To derive the tan 2x formula, we will use the trigonometric formula below:

$\tan(a+b)$ $=\dfrac{\tan a +\tan b}{1-\tan a\tan b}$

At first, we will write 2x as x+x, and then we will apply the above formula. By doing so, we get that

$\tan 2x=\tan(x+x)$

$=\dfrac{\tan x+\tan x}{1-\tan x \tan x}$

$=\dfrac{2\tan x}{1-\tan^2x}$

## Tan2x Formula Proof

Now, we will prove the tan2x formula using sin2x and cos2x formulas which are given below.

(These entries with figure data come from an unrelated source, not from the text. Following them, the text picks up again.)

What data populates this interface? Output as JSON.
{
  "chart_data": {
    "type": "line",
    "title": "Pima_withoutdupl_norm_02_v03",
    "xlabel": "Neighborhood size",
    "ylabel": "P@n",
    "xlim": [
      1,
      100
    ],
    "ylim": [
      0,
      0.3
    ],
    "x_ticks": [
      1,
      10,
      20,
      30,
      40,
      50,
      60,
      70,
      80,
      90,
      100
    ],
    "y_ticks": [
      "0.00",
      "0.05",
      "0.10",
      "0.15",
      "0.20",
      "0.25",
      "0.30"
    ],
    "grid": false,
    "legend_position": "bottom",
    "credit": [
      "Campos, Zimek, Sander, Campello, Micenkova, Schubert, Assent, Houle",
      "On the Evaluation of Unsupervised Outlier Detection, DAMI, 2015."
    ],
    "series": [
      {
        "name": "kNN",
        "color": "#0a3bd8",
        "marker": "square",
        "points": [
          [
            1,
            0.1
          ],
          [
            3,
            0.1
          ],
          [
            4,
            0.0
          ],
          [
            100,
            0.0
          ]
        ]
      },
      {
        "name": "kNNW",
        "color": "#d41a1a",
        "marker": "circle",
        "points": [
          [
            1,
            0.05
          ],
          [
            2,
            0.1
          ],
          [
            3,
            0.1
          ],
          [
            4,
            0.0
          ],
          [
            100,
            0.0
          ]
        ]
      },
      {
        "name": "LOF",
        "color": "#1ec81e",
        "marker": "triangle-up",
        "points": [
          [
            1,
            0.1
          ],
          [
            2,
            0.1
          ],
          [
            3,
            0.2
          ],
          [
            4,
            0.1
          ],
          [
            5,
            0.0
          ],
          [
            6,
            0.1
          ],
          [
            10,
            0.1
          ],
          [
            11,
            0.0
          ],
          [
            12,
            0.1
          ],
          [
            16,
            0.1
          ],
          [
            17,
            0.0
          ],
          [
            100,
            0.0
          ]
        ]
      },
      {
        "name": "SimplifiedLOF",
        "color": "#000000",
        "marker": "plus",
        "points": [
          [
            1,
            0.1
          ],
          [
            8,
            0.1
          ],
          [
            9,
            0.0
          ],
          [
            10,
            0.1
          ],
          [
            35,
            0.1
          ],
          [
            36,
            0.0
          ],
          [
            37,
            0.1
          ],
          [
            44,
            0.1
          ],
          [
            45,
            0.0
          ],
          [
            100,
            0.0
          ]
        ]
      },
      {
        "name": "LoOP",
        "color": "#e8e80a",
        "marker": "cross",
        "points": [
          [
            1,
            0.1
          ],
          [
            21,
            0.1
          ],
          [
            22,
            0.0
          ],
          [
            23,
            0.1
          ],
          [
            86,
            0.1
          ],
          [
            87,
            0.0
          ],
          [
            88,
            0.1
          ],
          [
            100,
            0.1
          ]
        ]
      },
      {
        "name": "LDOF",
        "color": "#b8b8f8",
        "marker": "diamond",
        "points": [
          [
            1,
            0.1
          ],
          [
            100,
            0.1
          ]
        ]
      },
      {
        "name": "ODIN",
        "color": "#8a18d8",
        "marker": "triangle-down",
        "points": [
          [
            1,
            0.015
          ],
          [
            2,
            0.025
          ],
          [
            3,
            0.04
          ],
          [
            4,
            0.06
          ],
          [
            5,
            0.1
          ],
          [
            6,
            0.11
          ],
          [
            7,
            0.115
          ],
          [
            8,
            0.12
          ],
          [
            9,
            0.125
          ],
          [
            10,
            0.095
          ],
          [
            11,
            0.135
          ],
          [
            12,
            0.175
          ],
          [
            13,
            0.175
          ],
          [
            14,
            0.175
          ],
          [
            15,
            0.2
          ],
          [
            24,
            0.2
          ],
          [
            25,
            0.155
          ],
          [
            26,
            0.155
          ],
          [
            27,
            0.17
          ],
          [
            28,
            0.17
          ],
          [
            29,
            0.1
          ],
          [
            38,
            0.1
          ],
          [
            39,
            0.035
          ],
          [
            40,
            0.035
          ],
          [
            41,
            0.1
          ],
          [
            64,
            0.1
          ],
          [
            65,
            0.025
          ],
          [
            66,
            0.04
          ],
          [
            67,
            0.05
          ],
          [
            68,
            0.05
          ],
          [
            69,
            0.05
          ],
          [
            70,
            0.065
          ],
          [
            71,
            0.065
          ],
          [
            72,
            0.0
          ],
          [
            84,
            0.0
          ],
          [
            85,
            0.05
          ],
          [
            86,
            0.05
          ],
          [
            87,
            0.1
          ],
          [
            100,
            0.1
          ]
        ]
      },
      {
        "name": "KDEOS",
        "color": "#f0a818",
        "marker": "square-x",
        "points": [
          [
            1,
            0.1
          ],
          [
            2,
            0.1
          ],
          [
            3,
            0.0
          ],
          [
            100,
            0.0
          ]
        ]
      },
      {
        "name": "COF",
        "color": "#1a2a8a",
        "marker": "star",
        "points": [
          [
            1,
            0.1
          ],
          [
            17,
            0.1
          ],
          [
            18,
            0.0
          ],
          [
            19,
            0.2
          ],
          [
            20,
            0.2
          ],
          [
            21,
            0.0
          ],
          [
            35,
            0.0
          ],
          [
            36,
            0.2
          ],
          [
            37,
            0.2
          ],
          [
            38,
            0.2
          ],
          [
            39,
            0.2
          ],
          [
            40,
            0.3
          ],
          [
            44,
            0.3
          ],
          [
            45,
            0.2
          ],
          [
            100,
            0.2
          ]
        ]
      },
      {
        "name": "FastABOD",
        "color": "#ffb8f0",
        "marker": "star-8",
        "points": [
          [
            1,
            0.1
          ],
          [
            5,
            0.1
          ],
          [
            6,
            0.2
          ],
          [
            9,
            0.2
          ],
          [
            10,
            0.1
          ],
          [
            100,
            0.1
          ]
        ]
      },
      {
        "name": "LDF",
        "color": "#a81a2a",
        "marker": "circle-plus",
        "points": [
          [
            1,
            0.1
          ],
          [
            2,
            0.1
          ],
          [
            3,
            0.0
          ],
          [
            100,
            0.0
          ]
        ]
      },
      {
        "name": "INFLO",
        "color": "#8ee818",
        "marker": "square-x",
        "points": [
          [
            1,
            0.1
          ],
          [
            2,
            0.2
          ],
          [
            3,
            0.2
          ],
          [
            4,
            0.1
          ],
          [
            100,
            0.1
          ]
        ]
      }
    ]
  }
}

- $\tan x=\dfrac{\sin x}{\cos x}$
- $\sin 2x =2\sin x\cos x$
- $\cos 2x=\cos^2x-\sin^2x$

Then we have $\tan 2x =\dfrac{\sin 2x}{\cos 2x}$

$=\dfrac{2\sin x \cos x}{\cos^2x-\sin^2x}$

Dividing both the numerator and denominator by $\cos^2x$, we get that

$\tan 2x=\dfrac{\dfrac{2\sin x \cos x}{\cos^2x}}{\dfrac{\cos^2x-\sin^2x}{\cos^2x}}$

$=\dfrac{2\dfrac{\sin x}{\cos x} cdot \dfrac{\cos x}{\cos x}}{\dfrac{\cos^2x}{\cos^2x}-\dfrac{\sin^2x}{\cos^2x}}$

$=\dfrac{2\tan x}{1-\tan^2x}$

Thus, we have proved the formula of tan2x which is $\dfrac{2\tan x}{1-\tan^2x}$.

## Tan2x in Terms of Sinx

Now we will derive the tan2x formula, in terms of sinx. In order to do so, we will go through the following way:

$\tan 2x=\dfrac{\sin 2x}{\cos 2x}$

$=\dfrac{2\sin x \cos x}{1-2\sin^2x}$ as cos2x=1-2sin^{2}x

$=\dfrac{2\sin x}{1-2\sin^2x} \sqrt{1-\sin^2x}$ as cos^{2}x=1-sin^{2}x

Tan2x in Terms of Cosx

Now we will derive the tan2x formula, in terms of cosx. In order to do so, we will go through the following way:

$\tan 2x=\dfrac{\sin 2x}{\cos 2x}$

$=\dfrac{2\sin x \cos x}{2\cos^2x-1}$ as $\cos 2x=2\cos^2x-1$

$=\dfrac{2\cos x}{2\cos^2x-1} \sqrt{1-\cos^2x}$ as $\sin^2x=1-\cos^2x$

**Also Read: **

**sin3x Formula in terms of sinx**

**Question:** Find the Value of $\tan 120^\circ$.

*Answer: *

We have from the above that $\tan 2x=\dfrac{2\tan x}{1-\tan^2x}$.

Put $x=60^\circ$

Then $\tan 120^\circ=\dfrac{2\tan 60^\circ}{1-\tan^2 60^\circ}$

$=\dfrac{2\tan 60^\circ}{1-\tan^2 60^\circ}$ as $\tan 60^\circ=\sqrt{3}$

$=\dfrac{2\sqrt{3}}{1-(\sqrt{3})^2}$

$=\dfrac{2\sqrt{3}}{1-3}$

$=-\sqrt{3}$.

So the value of tan120 degrees is equal to root 3.

## FAQs

**Q1: What is the tan2x formula in terms of tanx?**

**Answer:** The tan2x formula in terms of tanx is given as follows: tan2x=2tanx/(1-tan^{2}x).

**Q2: What is the tan2x formula in terms of sinx?**

**Answer:** The tan2x formula in terms of sinx is given as follows: tan2x $=\dfrac{2\cos x}{2\cos^2x-1} \sqrt{1-\cos^2x}$.